En años anteriores, es posible que haya podido ignorar las molestias o aguantar largas jornadas sin muchas consecuencias. Después de los 50, su cuerpo tiende a responder mejor a unos hábitos constantes y predecibles que a esfuerzos intensos ocasionales.

Es posible que note que la rigidez dura más tiempo o que se siente más sensible a largos periodos sentado o trabajando frente a la pantalla.

Qué ayuda:
Piense en un mantenimiento suave en lugar de grandes soluciones. Los cambios de posición pequeños y regulares y el movimiento ligero a lo largo del día son más eficaces que esperar a sentirse muy rígido.

2. La resistencia de las articulaciones y los músculos cobra mayor importancia

Con el tiempo, las articulaciones, los músculos y los tejidos conectivos se vuelven naturalmente menos flexibles. Esto no significa que el declive sea inevitable, pero sí que su cuerpo se beneficia de un enfoque ligeramente diferente.

Puede que descubra que ciertas posturas le resultan menos cómodas que antes, o que la recuperación tras una larga jornada le lleva un poco más de tiempo.

Qué ayuda:
Priorice el movimiento fluido y controlado en lugar de las prisas o de mantener posturas rígidas. Una movilidad sencilla en la columna, los hombros y las caderas puede hacer que su jornada laboral sea notablemente más fácil.

3. La experiencia suele significar más tiempo sentado

Los puestos de mayor responsabilidad pueden implicar más reuniones, más tiempo frente a la pantalla y más toma de decisiones sentado. Esto puede significar menos pausas naturales para moverse en comparación con las primeras etapas de su carrera.

Debido a que su función puede ser menos variada físicamente, su cuerpo puede volverse más estático, a pesar de que su carga de trabajo sea elevada.

Qué ayuda:
Cree una estructura suave en su día. Levántese brevemente después de las reuniones, ajuste su postura antes de empezar una nueva tarea o dé un corto paseo entre bloques de trabajo frente a la pantalla.

4. Prevenir las recaídas es tan importante como tratar el dolor

A partir de los 50 años, muchas personas han tenido dolores o lesiones previas. El objetivo no es solo sentirse mejor hoy, sino reducir las probabilidades de que los problemas vuelvan a aparecer en el futuro.

Qué ayuda:
Actúa pronto cuando sientas rigidez o molestias.

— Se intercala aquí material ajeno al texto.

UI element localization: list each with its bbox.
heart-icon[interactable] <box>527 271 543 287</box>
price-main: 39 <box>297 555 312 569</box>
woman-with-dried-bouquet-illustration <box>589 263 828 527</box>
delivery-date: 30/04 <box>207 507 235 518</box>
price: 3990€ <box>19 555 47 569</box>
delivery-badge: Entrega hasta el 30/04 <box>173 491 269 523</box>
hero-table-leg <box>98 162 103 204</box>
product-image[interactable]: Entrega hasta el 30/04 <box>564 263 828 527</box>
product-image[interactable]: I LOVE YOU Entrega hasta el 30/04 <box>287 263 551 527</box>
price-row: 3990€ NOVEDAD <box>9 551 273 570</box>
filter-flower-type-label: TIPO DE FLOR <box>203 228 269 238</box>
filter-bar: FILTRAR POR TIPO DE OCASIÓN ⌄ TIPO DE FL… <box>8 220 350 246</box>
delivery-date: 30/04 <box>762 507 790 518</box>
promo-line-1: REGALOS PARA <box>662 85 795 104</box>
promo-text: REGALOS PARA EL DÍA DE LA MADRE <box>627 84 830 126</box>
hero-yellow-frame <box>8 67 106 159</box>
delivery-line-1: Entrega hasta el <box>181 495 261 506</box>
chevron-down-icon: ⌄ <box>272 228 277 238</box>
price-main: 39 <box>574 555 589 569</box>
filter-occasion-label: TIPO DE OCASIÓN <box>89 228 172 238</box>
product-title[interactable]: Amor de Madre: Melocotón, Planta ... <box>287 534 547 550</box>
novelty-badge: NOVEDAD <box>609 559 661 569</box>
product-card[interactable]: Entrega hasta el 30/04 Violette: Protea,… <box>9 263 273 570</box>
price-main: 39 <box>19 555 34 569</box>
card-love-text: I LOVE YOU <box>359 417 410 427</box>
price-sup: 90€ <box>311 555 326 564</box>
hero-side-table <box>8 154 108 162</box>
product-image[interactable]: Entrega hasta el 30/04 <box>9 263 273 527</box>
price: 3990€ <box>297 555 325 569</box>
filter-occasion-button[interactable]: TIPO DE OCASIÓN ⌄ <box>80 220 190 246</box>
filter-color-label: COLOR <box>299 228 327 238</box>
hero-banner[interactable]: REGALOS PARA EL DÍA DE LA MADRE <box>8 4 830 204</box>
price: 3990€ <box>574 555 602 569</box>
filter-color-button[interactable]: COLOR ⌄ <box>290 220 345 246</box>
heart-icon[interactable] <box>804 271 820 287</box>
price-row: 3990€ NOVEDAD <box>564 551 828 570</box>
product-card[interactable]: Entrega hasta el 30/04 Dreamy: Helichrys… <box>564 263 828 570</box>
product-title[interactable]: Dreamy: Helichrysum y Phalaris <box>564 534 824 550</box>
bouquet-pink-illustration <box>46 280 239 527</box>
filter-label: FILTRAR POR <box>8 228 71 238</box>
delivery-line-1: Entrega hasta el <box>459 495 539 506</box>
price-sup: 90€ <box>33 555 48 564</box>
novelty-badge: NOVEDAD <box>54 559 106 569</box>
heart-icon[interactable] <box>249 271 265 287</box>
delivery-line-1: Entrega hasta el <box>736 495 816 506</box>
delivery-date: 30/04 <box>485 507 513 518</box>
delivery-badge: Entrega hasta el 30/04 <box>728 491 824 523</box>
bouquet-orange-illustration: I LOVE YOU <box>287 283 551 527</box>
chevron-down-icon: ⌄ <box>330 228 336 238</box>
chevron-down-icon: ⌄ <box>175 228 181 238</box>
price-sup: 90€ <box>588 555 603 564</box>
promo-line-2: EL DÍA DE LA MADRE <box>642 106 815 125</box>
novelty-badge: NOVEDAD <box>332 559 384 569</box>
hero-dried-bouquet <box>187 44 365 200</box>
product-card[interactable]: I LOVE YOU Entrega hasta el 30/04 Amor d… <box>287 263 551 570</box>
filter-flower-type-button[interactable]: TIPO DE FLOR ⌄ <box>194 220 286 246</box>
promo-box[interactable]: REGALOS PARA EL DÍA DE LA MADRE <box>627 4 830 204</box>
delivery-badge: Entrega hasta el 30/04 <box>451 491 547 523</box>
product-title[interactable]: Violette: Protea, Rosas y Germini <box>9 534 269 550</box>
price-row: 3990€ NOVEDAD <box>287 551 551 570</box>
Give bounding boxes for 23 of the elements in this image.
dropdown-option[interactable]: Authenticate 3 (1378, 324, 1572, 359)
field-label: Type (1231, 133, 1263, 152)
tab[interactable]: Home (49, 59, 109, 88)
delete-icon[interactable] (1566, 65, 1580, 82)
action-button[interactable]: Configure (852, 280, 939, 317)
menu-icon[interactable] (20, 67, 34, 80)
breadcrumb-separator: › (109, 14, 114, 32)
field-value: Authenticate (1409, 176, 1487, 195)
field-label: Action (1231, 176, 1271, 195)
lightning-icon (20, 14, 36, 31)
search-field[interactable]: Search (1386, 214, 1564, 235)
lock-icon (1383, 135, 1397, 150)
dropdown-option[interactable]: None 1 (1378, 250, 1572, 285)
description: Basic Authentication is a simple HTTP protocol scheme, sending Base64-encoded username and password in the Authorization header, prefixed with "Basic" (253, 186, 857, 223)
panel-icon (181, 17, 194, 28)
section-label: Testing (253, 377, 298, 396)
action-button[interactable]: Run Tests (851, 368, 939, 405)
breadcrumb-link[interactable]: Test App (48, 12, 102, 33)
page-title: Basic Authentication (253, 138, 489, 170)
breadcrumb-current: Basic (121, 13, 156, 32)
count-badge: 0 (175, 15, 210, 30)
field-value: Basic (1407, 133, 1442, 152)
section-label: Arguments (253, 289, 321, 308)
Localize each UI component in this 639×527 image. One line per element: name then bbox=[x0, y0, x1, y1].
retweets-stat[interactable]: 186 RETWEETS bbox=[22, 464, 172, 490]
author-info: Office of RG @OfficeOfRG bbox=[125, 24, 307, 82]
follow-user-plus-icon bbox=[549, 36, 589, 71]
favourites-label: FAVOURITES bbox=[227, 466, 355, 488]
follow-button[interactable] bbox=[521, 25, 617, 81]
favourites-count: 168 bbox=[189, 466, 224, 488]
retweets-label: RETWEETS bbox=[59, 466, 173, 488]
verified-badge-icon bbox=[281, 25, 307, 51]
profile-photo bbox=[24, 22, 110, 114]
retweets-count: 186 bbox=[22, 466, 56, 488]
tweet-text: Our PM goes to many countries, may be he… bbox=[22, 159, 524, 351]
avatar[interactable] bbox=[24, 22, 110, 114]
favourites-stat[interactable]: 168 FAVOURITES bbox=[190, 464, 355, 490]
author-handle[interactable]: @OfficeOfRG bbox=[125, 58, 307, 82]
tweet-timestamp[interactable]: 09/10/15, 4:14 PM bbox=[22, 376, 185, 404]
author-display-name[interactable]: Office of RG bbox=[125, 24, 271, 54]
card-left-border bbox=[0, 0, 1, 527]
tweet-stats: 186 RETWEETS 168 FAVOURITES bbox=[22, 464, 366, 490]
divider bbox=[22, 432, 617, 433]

Un pequeño ajuste ahora puede evitar un problema mayor más adelante.

Tres hábitos para trabajar bien durante más tiempo

  1. Muévete con intención, poco a poco y con frecuencia.
    El movimiento suave y regular es más beneficioso que las pausas largas ocasionales.
  2. Cuida tu postura durante las tareas prolongadas.
    Si estás en una reunión o concentrado en tu trabajo, tómate un momento para recostarte en la silla, relajar los hombros y respirar.
  3. Haz pequeños ajustes sostenibles en tu entorno.
    Pequeños cambios en el soporte de la silla, la altura de la pantalla o la posición del teclado pueden marcar una diferencia significativa con el paso del tiempo.

Mantenerse capaz, seguro y cómodo

Tu valor en el trabajo proviene de tu experiencia, tu criterio y tu visión. Cuidar tu salud musculoesquelética consiste en preservar esa capacidad, no en limitarla.